Immigration barriers hurt gay couples

 

By Deb Price / The Detroit News from the Web, March 23, 2005

 

Playing together in a women's rollerblade hockey league in Virginia, Donna Myers and Maria Barquero suddenly discovered they shared a big problem:  They were perfect for each other

They're born nesters who want nothing more than to settle down with another lovebird and raise a flock of children.  They value education and professional careers.  And they've got the sparkling resumes to prove it.

But their joy at having found the perfect mate was clouded from the get-go by the realization that one thing they didn't share could tear them apart -- matching passports.

Myers is American.  Barquero is Costa Rican.

When Barquero's work visa expired in 2003 after she'd spent 13 years in the United States working and getting a college education, the couple's life was thrown into turmoil.  Out went the good-paying jobs and health care.  Those became luxuries, abandoned in favor of catch-as-catch-can jobs that give more flexibility for a relationship now built around airports, tourist visas and e-mail.

"I knew we were right for each other," says Myers, 30, who gave up a $66,000-a-year job as a federal consumer safety officer to be able to spend more of the year in Costa Rica.  "I also knew the risk -- that there could be a lot of heartache.  I realized what a pickle we were in."

Barquero, 35, who recently visited Myers' family farm in Maryland where they hope one day to live together, calls the life they cobble together "limbo land."

If the United States were as family-friendly as many of its allies, this story would already have a happy ending because Myers would be sponsoring Barquero for U.S. citizenship, and they'd be able to focus on starting their family.  (Myers wants to be the stay-at-home mom.)  But, tragically, U.S. immigration laws don't yet recognize that some Americans who fall in love with foreigners are gay -- and family reunification rules should help them, too.

Determined to play by the rules, Myers and Barquero are among the gay couples suing Maryland for the right to marry.  But even if the women do wed in Massachusetts, Canada or, eventually, Maryland, a 1996 law -- absurdly entitled the Defense of Marriage Act -- prohibits the federal government from recognizing gay marriages.

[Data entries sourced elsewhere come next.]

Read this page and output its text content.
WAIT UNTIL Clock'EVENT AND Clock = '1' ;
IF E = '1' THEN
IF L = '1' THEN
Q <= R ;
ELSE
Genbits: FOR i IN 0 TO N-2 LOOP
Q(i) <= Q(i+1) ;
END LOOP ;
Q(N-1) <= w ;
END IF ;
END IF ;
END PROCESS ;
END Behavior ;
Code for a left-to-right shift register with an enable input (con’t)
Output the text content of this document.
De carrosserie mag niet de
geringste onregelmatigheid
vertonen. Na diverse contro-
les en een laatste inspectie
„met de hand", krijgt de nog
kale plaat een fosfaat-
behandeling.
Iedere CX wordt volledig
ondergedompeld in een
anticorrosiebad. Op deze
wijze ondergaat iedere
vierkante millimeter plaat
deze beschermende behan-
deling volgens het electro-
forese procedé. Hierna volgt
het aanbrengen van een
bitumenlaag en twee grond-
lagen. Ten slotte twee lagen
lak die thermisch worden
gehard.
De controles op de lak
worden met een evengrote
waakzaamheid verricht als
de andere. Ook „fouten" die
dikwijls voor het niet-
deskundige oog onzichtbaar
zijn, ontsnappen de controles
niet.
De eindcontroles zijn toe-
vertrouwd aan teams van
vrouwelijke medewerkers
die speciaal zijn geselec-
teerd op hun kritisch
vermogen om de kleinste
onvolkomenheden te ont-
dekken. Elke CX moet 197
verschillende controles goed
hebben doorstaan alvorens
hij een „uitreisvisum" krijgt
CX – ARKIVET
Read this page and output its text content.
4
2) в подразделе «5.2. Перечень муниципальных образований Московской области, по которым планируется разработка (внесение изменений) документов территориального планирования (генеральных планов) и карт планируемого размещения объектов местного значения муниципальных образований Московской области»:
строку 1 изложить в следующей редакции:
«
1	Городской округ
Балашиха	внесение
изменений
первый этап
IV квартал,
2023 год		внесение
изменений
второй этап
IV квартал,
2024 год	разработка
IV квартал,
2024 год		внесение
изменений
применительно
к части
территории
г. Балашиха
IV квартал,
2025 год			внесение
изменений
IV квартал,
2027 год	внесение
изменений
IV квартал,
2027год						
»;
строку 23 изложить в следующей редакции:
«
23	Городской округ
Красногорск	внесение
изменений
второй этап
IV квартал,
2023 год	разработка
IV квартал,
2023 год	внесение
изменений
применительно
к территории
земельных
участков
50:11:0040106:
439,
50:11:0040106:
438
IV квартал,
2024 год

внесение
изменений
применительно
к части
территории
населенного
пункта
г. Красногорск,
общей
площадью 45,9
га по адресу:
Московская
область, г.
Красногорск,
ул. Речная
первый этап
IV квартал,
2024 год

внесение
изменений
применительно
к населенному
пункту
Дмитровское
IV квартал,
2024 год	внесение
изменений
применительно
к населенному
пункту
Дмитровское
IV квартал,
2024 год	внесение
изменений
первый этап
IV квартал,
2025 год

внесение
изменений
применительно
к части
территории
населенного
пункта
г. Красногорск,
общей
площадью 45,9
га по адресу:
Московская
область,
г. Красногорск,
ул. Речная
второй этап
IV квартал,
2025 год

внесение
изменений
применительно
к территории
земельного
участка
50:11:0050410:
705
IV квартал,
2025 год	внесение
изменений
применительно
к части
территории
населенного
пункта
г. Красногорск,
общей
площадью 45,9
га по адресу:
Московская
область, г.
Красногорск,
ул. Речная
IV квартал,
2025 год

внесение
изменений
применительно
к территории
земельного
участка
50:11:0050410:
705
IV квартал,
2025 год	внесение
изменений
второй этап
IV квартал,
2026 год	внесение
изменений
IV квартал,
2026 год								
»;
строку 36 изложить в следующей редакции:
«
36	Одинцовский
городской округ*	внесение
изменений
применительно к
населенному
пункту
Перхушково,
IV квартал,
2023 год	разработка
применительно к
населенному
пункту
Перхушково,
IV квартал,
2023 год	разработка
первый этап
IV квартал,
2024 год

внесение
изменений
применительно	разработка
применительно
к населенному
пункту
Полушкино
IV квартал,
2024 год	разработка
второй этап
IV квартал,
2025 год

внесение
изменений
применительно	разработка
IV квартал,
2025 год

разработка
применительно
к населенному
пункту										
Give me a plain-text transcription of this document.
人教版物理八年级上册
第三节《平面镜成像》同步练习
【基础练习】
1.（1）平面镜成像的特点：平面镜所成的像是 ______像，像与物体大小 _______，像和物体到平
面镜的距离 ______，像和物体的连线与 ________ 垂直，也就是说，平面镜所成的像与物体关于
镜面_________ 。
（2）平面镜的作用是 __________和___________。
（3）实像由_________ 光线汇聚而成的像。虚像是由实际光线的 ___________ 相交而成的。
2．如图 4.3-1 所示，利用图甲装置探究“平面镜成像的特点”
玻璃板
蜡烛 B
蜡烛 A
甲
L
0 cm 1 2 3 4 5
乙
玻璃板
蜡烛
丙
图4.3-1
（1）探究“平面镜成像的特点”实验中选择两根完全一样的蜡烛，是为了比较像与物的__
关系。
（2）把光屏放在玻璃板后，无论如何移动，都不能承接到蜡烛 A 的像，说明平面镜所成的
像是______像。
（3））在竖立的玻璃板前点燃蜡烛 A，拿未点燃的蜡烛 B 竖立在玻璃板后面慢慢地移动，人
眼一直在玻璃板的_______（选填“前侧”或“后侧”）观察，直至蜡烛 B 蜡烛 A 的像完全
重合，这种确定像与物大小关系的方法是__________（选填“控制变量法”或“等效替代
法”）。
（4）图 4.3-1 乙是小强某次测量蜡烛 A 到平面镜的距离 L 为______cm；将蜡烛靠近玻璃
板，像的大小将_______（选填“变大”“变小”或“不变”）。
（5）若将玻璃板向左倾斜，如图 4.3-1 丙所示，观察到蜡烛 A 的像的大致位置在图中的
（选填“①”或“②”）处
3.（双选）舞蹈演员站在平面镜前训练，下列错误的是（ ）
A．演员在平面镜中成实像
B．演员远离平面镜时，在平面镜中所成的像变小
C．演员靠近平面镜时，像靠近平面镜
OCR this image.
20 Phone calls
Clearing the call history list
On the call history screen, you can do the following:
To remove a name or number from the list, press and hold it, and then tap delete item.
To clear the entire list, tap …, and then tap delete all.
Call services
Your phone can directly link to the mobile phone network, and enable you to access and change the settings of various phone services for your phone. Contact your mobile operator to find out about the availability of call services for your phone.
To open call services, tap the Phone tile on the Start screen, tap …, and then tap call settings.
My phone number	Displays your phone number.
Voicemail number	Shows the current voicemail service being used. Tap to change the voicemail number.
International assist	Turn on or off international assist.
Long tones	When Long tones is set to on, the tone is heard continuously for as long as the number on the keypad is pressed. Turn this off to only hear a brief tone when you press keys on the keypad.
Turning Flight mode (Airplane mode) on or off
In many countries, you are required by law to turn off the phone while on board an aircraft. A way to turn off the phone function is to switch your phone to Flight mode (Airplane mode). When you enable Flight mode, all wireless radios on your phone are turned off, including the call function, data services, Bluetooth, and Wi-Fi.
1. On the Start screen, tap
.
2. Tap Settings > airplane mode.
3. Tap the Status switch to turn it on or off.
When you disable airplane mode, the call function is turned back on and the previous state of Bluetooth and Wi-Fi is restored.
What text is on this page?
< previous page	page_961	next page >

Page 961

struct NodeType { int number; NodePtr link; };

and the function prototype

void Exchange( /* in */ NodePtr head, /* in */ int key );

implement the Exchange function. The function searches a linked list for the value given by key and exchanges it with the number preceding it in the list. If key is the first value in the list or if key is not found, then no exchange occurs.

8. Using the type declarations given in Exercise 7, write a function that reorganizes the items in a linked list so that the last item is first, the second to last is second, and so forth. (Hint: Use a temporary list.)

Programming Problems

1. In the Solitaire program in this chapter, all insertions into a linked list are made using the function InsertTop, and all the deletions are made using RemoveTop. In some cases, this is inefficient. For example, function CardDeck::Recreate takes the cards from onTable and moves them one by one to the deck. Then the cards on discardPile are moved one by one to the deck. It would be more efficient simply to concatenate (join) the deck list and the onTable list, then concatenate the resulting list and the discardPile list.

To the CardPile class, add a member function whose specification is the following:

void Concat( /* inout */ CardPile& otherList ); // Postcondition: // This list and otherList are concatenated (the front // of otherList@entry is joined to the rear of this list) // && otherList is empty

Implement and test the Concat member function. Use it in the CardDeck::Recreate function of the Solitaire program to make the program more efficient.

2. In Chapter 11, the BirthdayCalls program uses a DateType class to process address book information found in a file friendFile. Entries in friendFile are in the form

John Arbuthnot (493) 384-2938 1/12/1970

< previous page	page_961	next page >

So they still wouldn't qualify as spouses eligible for help in keeping their relationship together.

They aren't alone:  The 2000 U.S. Census reveals that 6 percent of all gay couples include one noncitizen.  A great many couples opted not to disclose their relationships.  But of those who did, 35,820 couples reported one partner is a foreigner.  And if the foreigner is not a permanent legal U.S. resident, there's a shadow over the relationship because involuntary separation always looms.

The discriminatory rules hit Latinos especially hard:  40 percent of mixed-passport couples say the foreign partner is Mexican.

The United States trails the 16 countries that welcome their gay citizens' partners:  Australia, Belgium (which legalized gay marriage in 2003), Brazil, Canada (which legalized gay marriage in 2003), Denmark, Finland, France, Germany, Iceland, Israel, the Netherlands (which in 2001 was the first nation to legalize gay marriage), New Zealand, Norway, South Africa (which in 1996 became the first country to write a ban on anti-gay discrimination into its Constitution), Sweden and the United Kingdom.

Myers and Barquero desperately hope the United States will soon catch up.  The Permanent Partners Immigration Act, to be reintroduced this spring, would allow unmarried U.S. citizens (or ones Uncle Sam doesn't recognize as married) to sponsor their partners for immigration privileges by meeting the same tough standards of emotional and financial commitment now required for married heterosexuals.  (For information to contact your members of Congress, go to hrc.org.)

Couples who yearn to build a stable life together deserve government encouragement.  Love shouldn't be forced to live out of a suitcase.